In any case, you should make onigiri with adequate salt on the outside, completely cooked fillings (never ever use raw/uncured fish or rare meat) and always use freshly cooked (ideal) or defrosted/reheated rice. If the weather is very warm and humid and you have used spoilable fillings such as tuna/mayo, consider packing your onigiri with an icepack (see Summer Bento Safety ).
You shouldn’t eat onigiri that has been around outside of proper refrigeration for more than a day. Anecdotally, I have eaten onigiri that was a day old (made the morning before and eaten for breakfast) that had been in packed in a paper back and thrown on the back seat of a car, not in a cooler, and survived without any problems (it was in the fall, not midsummer), but you shouldn’t do this regularly! The fillings used that time were umeboshi and salty salmon, for what it’s worth - no tuna-mayo or crab salad or other highly perishable filling.
(I’ve seen a note on this ehow.com page that blithely states that “you can store onigiri refrigerated for up to a week”. No you can not! Please, use common sense and be safe not sorry. )

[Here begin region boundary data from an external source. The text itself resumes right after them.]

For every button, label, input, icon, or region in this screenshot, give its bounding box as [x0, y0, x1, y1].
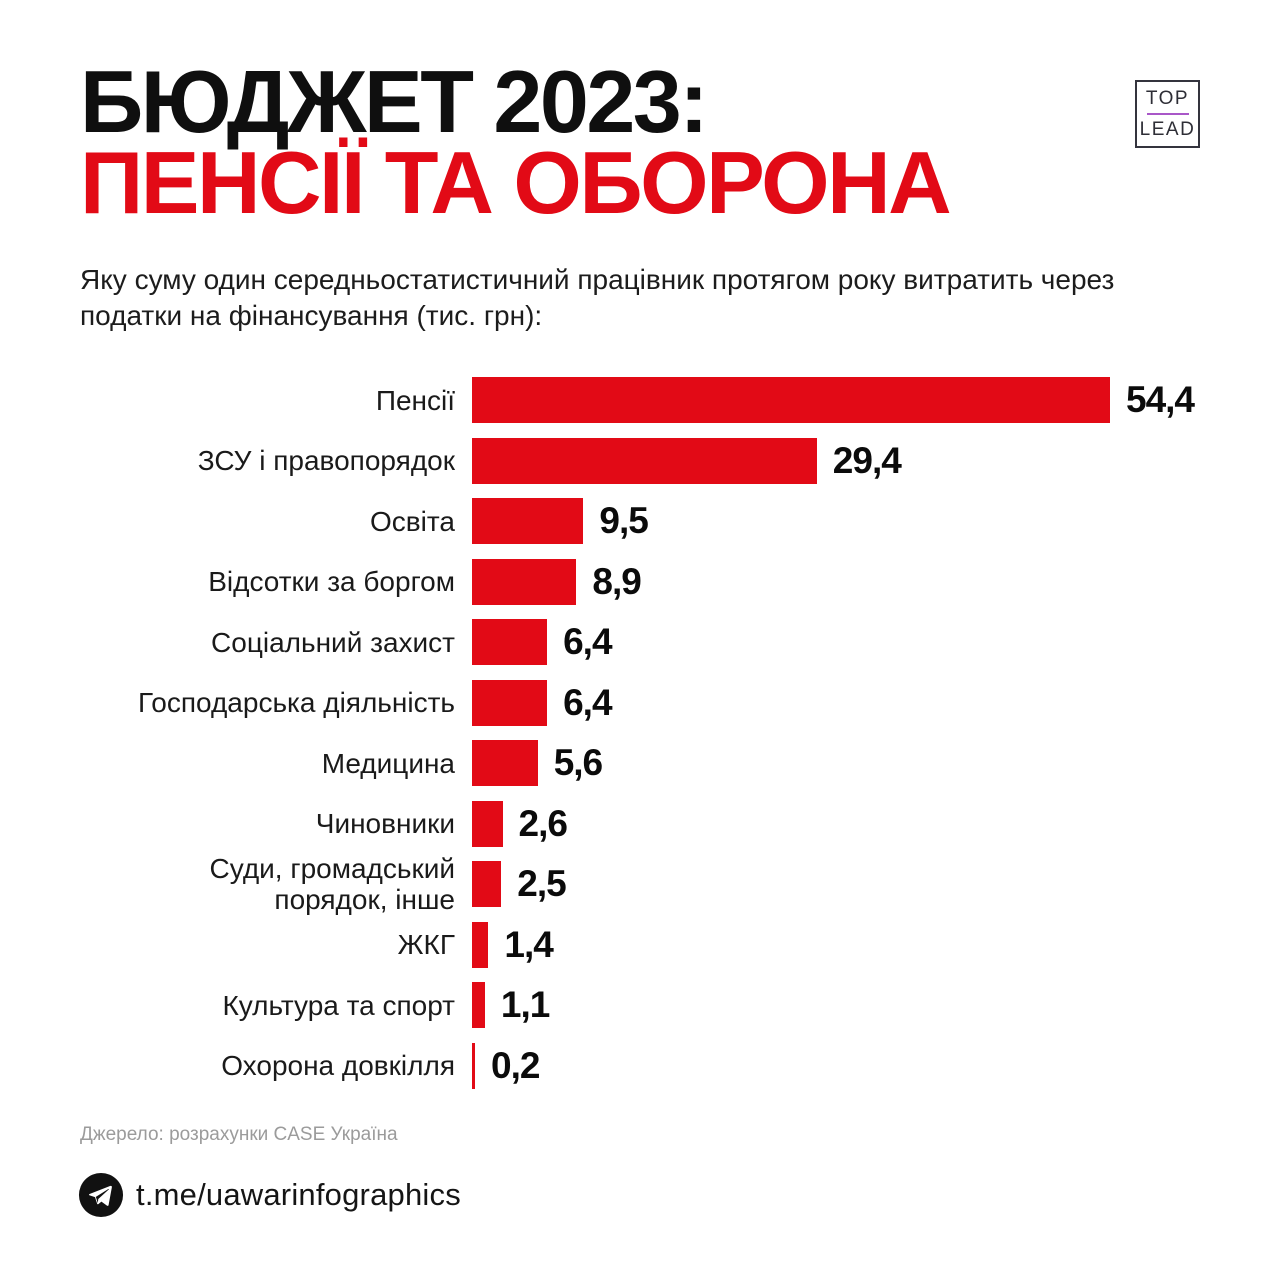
- bar-label: Відсотки за боргом: [208, 566, 455, 598]
- bar-value: 8,9: [592, 560, 641, 602]
- bar-value: 2,5: [517, 863, 566, 905]
- bar: [472, 437, 817, 484]
- bar-value: 5,6: [553, 742, 603, 784]
- chart-row: Медицина 5,6: [80, 733, 1230, 794]
- bar-chart: Пенсії 54,4 ЗСУ і правопорядок 29,4 Осві…: [80, 370, 1230, 1096]
- chart-row: Охорона довкілля 0,2: [80, 1036, 1230, 1097]
- title-line-1: БЮДЖЕТ 2023:: [80, 52, 709, 151]
- bar: [472, 679, 548, 726]
- bar: [472, 377, 1110, 424]
- telegram-paper-plane-icon: [78, 1172, 124, 1218]
- bar-value: 6,4: [563, 621, 612, 663]
- bar-value: 54,4: [1126, 379, 1195, 421]
- toplead-logo-lead-text: LEAD: [1139, 119, 1196, 140]
- bar: [472, 982, 485, 1029]
- bar-value: 1,1: [500, 984, 550, 1026]
- toplead-logo-divider: [1146, 113, 1189, 115]
- chart-row: ЗСУ і правопорядок 29,4: [80, 431, 1230, 492]
- telegram-handle-text: t.me/uawarinfographics: [136, 1177, 461, 1212]
- bar: [472, 861, 502, 908]
- bar-label: Господарська діяльність: [137, 687, 455, 719]
- title-line-2: ПЕНСІЇ ТА ОБОРОНА: [80, 132, 952, 232]
- bar: [472, 498, 584, 545]
- bar-value: 29,4: [832, 439, 902, 481]
- chart-row: Господарська діяльність 6,4: [80, 673, 1230, 734]
- bar-value: 6,4: [563, 681, 612, 723]
- bar: [472, 740, 538, 787]
- bar: [472, 921, 489, 968]
- toplead-logo: TOP LEAD: [1135, 80, 1200, 148]
- chart-row: Пенсії 54,4: [80, 370, 1230, 431]
- bar: [472, 619, 548, 666]
- source-note: Джерело: розрахунки CASE Україна: [80, 1124, 398, 1145]
- bar-label: Чиновники: [315, 808, 455, 840]
- chart-row: Чиновники 2,6: [80, 794, 1230, 855]
- chart-row: Суди, громадський порядок, інше 2,5: [80, 852, 1230, 916]
- bar: [472, 558, 577, 605]
- page-title: БЮДЖЕТ 2023: ПЕНСІЇ ТА ОБОРОНА: [80, 52, 1120, 232]
- chart-row: Культура та спорт 1,1: [80, 975, 1230, 1036]
- bar-label: Культура та спорт: [222, 989, 455, 1021]
- chart-row: Відсотки за боргом 8,9: [80, 552, 1230, 613]
- bar-label: Соціальний захист: [211, 626, 455, 658]
- bar-value: 0,2: [491, 1044, 540, 1086]
- bar: [472, 800, 503, 847]
- chart-row: Соціальний захист 6,4: [80, 612, 1230, 673]
- bar-value: 2,6: [518, 802, 568, 844]
- telegram-link[interactable]: t.me/uawarinfographics: [78, 1172, 461, 1218]
- bar-label: Суди, громадський порядок, інше: [209, 852, 455, 916]
- bar-label: Охорона довкілля: [221, 1050, 455, 1082]
- bar-label: ЖКГ: [397, 929, 455, 961]
- bar: [472, 1042, 475, 1089]
- chart-row: Освіта 9,5: [80, 491, 1230, 552]
- bar-label: ЗСУ і правопорядок: [197, 445, 455, 477]
- chart-row: ЖКГ 1,4: [80, 915, 1230, 976]
- bar-value: 1,4: [504, 923, 553, 965]
- toplead-logo-top-text: TOP: [1145, 88, 1190, 109]
- bar-label: Освіта: [370, 505, 455, 537]
- bar-label: Медицина: [321, 747, 455, 779]
- bar-label: Пенсії: [375, 384, 455, 416]
- chart-subtitle: Яку суму один середньостатистичний праці…: [80, 264, 1115, 331]
- bar-value: 9,5: [599, 500, 648, 542]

- Can I use sweet fillings for onigiri? Fundamentally you can use anything you like - it’s your food! However, in Japan if you make a ball of rice (which is often sweetened itself, and pounded partly or fully to a sticky paste or dough) and filled with something sweet it becomes confectionery or wagashi . Some wagashi that take the rice-with-sweet-filling form include daifuku, mochi of various kinds, yatsuhashi and so on. The wagashi that’s closest to the idea of a sweet onigiri is probably ohagi or botamochi , glutinous rice “onigiri” of sorts which are filled, covered or both with sweet bean paste, kinako (toasted soy bean powder), sesame seeds and so on. So, to Japanese sensibilities an onigiri is something savory, not sweet.

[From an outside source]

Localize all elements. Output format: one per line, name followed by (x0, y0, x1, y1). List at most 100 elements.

- What’s the difference between sushi and onigiri? Again it’s a matter of how things are normally categorized in Japanese cooking, but generally speaking anything made with vinegar flavored rice, or sushi rice (sushi meshi or shari) iis sushi. So you could make an onigiri-shaped item with shari, and call it an onigiri, but if a Japanese person ate it s/he would probably think it’s sushi in an onigiri shape. Nigiri-zushi, the best known sushi shape with a little ball of rice topped with fish or something else, is sushi that has been shaped with the hands (nigiru) - the same word that forms part of the word onigiri.